На балконе сидел и пищал маленький и горбатый гномоподобный человечек с фисташками фасеточных глаз и склизкими трубчатыми хоботками вместо носов, отчего он также напоминал то ли слона, то ли комара, а то и вовсе какого-то Змея Горыныча. У человечка было шесть рук, три ноги и три разных головы. Когда он начинал говорить, то одна из голов его непременно свербила тонюсеньким голоском, вторая говорила вполне внятными интонациями, тогда как третья бабахала, точно кашель подстреленного паровоза! «Здравствуйте!» - сказал человечек, - «Я - Архивишну Цаях Рауэльд - представляю фирму «Пембакуярс» туннельных Венитруриан, мы основали колонию в канализационных каналах вашего города и сейчас проводим специализированный семинар по внедрению нашей новейшей продукции. Сегодня мы рады представить Вам наш уникальный продукт - череп полётов. Череп полётов - это блестящий тренировочный шлем, и для того, чтобы улететь посредством него, Вам достаточно лишь надеть этот череп на голову и подключиться к сети электропитания. А затем наш умный шлем всё сам сделает за Вас. Вы отправитесь в настоящее путешествие, которое, возможно, оставит самые приятные, яркие и захватывающие впечатления за всю жизнь».

С этими словами Вентрурианский агент вручил череп полётов Родосу Калимовичу и, плавно покачиваясь, превратился в перезревший апельсин. Апельсин хлюпнул с булькающим звуком деревянной пробки, вылетающей из бутылки шампанского, и тотчас же распался на дольки, после чего из останков цитрусового плода начали распускаться подозрительные розоватые цветы, как у яблони-дички, чей плод зело кисл и столь же мелок. «Где же шлем?» - подумал Родос. «Я здесь», - донеслось из комнаты внезапным порывом тенорка. Он направился к двери и на сей раз к удивлению своему обнаружил прямо посередине комнаты средних размеров лося, который моментально превратился в самого Калимовича, зато перед глазами у Родоса откуда-то выросли раскидистые рога, похожие на глубоководные кораллы, пригодные для изготовления бус, подвесок, перстней и прочей ювелирной чуши.

Осознав произошедшие изменения, Родос внял самоей соли смысла и жиру земли - сущности происходящего: ходит-то, конечно, он сам, но видит весь мир теперь почему-то глазами лося. Впрочем, быть лосем показалось занятием не очень-то привлекательным, ведь бабочки лучше, и тогда, глобально распустив вширь распахнутые крылья здоровенного махаона, Родос размашисто отправился наперегонки с лосём - другим отражением себя - в сторону полной Луны, похожей на пёсий нос со специфического ракурса. Это открытие позволило понять, почему собакам так нравится выть на Луну: просто все Тузики и Барбосы отчитываются о событиях своей бродячей жизни собачей небесному божеству Нюха и Чуя.

Лось, тем временем, заговорил с уверенно-радостными интонациями в чуть блеющем голосе: «Ты что, по-прежнему веришь в реальность, а точнее - реальности? Вы - царство тюрем внутри псевдоважных тем, где каждый - лось порядка, покуда окружён собственной личностью, а личность же ваша и есть прямое проявление несвободы, но именно характеристики человеческих стенок и определяют потенциал развития умений и способностей, являющих критерий измерения степени свободы. Любопытная дилемма: несвобода становится первоисточником измерения свободы, а свобода искажаться порождает в людях кривизну несвободы, формируя первоначальную основу таковой. Все, бывает, ошибаются».

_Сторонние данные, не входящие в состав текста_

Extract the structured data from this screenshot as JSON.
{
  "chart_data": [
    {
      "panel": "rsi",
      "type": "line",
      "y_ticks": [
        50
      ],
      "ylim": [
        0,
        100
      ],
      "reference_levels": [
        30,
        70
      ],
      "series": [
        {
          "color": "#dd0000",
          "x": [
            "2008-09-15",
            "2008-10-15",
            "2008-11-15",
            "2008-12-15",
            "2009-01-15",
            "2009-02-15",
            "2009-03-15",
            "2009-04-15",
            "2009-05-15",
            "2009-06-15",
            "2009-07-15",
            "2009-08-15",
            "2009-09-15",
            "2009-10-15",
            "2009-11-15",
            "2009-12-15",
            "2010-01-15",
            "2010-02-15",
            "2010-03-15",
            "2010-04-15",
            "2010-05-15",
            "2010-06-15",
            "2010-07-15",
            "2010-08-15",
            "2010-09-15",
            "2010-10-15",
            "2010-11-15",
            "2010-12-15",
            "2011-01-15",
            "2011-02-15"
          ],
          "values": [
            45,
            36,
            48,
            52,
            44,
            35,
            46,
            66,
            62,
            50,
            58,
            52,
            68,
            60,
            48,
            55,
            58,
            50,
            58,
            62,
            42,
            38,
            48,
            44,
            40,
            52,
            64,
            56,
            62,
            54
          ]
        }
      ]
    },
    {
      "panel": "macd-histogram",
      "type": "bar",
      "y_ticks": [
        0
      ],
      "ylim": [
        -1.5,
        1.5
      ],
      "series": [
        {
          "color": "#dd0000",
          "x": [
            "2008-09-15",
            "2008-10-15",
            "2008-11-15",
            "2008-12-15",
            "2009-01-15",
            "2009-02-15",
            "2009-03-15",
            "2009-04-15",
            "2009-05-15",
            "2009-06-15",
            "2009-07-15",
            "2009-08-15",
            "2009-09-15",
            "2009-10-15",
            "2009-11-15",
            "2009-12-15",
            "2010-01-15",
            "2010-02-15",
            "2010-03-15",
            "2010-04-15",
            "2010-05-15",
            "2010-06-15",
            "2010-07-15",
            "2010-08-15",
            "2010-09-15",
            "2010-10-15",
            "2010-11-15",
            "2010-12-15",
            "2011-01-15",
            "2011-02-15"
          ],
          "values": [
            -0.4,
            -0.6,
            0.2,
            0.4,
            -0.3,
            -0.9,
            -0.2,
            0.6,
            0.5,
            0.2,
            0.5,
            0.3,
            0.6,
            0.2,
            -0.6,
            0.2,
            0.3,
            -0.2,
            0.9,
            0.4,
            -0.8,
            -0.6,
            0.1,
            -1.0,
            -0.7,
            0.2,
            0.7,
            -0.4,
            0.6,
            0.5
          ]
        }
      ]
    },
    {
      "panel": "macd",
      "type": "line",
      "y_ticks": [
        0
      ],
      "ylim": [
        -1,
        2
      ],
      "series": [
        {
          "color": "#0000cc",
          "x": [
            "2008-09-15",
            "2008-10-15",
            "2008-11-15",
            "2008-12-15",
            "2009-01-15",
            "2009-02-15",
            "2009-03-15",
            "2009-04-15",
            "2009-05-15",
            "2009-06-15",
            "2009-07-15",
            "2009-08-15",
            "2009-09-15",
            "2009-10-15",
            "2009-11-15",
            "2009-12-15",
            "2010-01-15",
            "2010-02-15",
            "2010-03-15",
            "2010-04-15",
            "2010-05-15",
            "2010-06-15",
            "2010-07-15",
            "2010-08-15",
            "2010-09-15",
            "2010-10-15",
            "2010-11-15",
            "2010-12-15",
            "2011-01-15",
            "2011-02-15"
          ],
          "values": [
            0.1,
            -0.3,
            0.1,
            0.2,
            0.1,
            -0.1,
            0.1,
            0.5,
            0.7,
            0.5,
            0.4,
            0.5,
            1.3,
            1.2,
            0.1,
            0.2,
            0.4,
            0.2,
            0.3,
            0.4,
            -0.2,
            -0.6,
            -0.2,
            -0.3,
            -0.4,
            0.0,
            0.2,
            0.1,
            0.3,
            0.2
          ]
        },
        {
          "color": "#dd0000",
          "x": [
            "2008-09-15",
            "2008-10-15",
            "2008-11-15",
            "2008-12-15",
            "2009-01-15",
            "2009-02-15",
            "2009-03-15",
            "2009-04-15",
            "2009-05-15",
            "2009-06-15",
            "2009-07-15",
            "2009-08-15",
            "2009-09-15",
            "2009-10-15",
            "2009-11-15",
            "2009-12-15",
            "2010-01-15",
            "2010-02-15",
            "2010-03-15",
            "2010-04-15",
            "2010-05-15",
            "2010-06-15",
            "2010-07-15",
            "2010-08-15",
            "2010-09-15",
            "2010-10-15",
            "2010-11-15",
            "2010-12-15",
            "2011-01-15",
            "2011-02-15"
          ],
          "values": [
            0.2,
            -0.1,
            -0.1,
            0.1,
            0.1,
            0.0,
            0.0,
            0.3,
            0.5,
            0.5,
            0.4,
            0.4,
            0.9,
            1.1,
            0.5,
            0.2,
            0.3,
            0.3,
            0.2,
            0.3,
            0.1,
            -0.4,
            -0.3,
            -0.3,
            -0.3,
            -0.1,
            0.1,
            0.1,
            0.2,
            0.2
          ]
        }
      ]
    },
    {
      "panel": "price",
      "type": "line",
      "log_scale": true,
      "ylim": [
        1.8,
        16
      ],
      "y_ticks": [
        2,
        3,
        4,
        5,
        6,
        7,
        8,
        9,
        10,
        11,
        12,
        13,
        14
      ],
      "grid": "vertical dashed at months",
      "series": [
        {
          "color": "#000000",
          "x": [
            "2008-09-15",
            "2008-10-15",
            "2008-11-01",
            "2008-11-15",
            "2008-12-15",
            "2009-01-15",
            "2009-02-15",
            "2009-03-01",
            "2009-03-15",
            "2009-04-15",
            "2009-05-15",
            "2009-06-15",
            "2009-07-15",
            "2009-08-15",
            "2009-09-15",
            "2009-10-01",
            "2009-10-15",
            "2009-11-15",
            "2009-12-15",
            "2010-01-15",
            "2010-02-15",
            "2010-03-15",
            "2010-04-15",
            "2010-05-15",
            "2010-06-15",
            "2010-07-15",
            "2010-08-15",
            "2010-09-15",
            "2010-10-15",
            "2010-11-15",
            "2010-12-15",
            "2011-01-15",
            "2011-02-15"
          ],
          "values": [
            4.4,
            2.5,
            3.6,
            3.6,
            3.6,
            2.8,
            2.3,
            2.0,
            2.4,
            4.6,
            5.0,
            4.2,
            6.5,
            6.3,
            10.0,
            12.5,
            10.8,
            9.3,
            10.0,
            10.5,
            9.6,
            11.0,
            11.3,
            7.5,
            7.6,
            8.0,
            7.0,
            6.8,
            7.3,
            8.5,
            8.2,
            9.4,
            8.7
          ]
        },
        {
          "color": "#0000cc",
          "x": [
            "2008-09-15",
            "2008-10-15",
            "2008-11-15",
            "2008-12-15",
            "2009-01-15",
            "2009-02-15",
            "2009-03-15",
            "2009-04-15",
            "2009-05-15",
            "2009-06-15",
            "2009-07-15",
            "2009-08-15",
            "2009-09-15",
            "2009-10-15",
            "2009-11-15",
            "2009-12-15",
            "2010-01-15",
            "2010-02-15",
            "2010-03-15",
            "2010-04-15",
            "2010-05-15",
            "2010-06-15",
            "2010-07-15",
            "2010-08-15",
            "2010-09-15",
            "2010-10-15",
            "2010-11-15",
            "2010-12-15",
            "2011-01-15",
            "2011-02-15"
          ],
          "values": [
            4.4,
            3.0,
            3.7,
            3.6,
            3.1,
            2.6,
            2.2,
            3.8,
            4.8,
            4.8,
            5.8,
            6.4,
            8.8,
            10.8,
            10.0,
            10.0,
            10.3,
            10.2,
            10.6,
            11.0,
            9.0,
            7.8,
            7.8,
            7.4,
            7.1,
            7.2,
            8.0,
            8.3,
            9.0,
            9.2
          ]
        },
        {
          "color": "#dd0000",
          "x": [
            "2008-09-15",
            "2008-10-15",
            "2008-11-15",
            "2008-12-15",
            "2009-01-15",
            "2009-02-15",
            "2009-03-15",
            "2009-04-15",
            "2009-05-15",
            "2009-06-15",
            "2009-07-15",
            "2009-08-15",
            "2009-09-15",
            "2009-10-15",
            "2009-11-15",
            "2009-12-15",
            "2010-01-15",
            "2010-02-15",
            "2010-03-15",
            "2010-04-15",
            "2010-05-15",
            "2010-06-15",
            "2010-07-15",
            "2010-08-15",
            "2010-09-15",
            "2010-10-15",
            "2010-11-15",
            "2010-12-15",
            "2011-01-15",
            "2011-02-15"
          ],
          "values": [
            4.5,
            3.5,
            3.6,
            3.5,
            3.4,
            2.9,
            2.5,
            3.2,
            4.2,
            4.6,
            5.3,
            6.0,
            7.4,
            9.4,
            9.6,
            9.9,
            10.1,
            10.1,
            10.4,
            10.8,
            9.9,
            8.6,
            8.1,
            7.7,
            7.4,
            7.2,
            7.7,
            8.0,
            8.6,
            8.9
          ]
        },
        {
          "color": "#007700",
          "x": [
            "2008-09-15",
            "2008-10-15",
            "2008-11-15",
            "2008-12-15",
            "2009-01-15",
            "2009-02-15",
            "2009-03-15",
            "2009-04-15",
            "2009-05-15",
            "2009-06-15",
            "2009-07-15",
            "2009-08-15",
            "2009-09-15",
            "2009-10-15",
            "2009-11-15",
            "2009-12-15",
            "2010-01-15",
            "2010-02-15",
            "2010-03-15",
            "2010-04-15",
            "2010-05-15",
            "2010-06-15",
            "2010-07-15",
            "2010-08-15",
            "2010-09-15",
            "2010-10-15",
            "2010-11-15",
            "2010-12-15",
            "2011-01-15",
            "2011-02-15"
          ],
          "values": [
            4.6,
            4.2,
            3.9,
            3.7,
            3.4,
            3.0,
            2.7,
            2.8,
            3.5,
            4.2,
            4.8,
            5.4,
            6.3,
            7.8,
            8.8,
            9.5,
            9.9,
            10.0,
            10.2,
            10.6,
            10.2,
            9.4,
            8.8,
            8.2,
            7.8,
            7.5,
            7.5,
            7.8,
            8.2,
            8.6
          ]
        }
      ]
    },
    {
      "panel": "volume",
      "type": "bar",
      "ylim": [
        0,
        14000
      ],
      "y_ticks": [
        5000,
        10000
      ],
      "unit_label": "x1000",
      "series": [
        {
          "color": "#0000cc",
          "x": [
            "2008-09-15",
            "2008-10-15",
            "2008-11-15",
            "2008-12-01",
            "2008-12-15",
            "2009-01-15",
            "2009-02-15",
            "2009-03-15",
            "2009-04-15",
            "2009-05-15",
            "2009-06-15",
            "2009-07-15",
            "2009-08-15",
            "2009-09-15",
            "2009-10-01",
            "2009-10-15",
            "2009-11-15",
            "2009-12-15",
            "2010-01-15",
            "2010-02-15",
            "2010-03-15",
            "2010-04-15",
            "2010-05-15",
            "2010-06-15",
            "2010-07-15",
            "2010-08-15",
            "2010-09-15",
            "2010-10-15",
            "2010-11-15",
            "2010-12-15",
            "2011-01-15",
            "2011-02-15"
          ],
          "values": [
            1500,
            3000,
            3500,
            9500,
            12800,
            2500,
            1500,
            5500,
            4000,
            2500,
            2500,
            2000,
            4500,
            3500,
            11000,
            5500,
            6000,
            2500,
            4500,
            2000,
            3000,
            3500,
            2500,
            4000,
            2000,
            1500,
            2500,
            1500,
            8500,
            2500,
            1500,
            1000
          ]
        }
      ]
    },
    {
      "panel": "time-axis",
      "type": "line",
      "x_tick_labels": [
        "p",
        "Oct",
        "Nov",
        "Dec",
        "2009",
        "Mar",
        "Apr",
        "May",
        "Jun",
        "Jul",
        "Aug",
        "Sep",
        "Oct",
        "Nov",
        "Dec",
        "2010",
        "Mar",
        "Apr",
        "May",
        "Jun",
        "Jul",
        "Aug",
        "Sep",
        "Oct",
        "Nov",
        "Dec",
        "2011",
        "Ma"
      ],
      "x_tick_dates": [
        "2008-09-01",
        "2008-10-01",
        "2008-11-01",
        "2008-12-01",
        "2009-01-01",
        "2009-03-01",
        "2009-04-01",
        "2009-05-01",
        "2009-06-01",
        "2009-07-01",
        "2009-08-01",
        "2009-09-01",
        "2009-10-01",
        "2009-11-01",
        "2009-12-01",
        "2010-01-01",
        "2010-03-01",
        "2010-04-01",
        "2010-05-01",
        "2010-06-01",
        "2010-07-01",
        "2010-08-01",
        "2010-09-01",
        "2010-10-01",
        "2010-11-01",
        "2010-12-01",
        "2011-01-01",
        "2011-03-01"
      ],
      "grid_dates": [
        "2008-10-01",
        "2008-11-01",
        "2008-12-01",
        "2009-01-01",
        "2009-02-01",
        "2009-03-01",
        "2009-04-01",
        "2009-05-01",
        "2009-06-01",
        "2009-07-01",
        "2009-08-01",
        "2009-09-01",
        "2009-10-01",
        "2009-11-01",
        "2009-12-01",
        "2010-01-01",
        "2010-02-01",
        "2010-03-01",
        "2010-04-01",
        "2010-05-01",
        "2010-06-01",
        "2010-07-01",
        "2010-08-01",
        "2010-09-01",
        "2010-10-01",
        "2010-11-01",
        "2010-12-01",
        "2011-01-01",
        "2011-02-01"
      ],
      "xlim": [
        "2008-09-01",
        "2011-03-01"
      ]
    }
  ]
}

- Кто ты? - угрюмо спросил тогда Родос Калимович.

- Я твой персональный и первостепенный учитель равновесия! - тонкострунно прохрипел лось на песенный лад всех голосов российской эстрады. Калимович, между делом, подумал, что был бы продюсер с карманом потолще, а раскрутить можно и лося, который уверенно продолжал: «Всякий раз, когда человек порождает учителя равновесия, то лишается какой-либо малой части собственного рассудка, наделяя этой частью своего учителя равновесия. Я взошёл или, точнее, снизошёл в твой разум из вентрурианского черепа полётов. Я есть лось, учитель правды, один из высших гуру равновесия и первый из твоих направляющих. Твои линии будут зависеть исключительно от того, какого именно учителя-наставника ты выберешь для себя. Вот погляди, внизу уже вовсю бушует хромированно-керамический океан вооружённых отрядов, свершилось вторжение умывальников - величайшее восстание за всю историю мира со времён Большого Взрыва…»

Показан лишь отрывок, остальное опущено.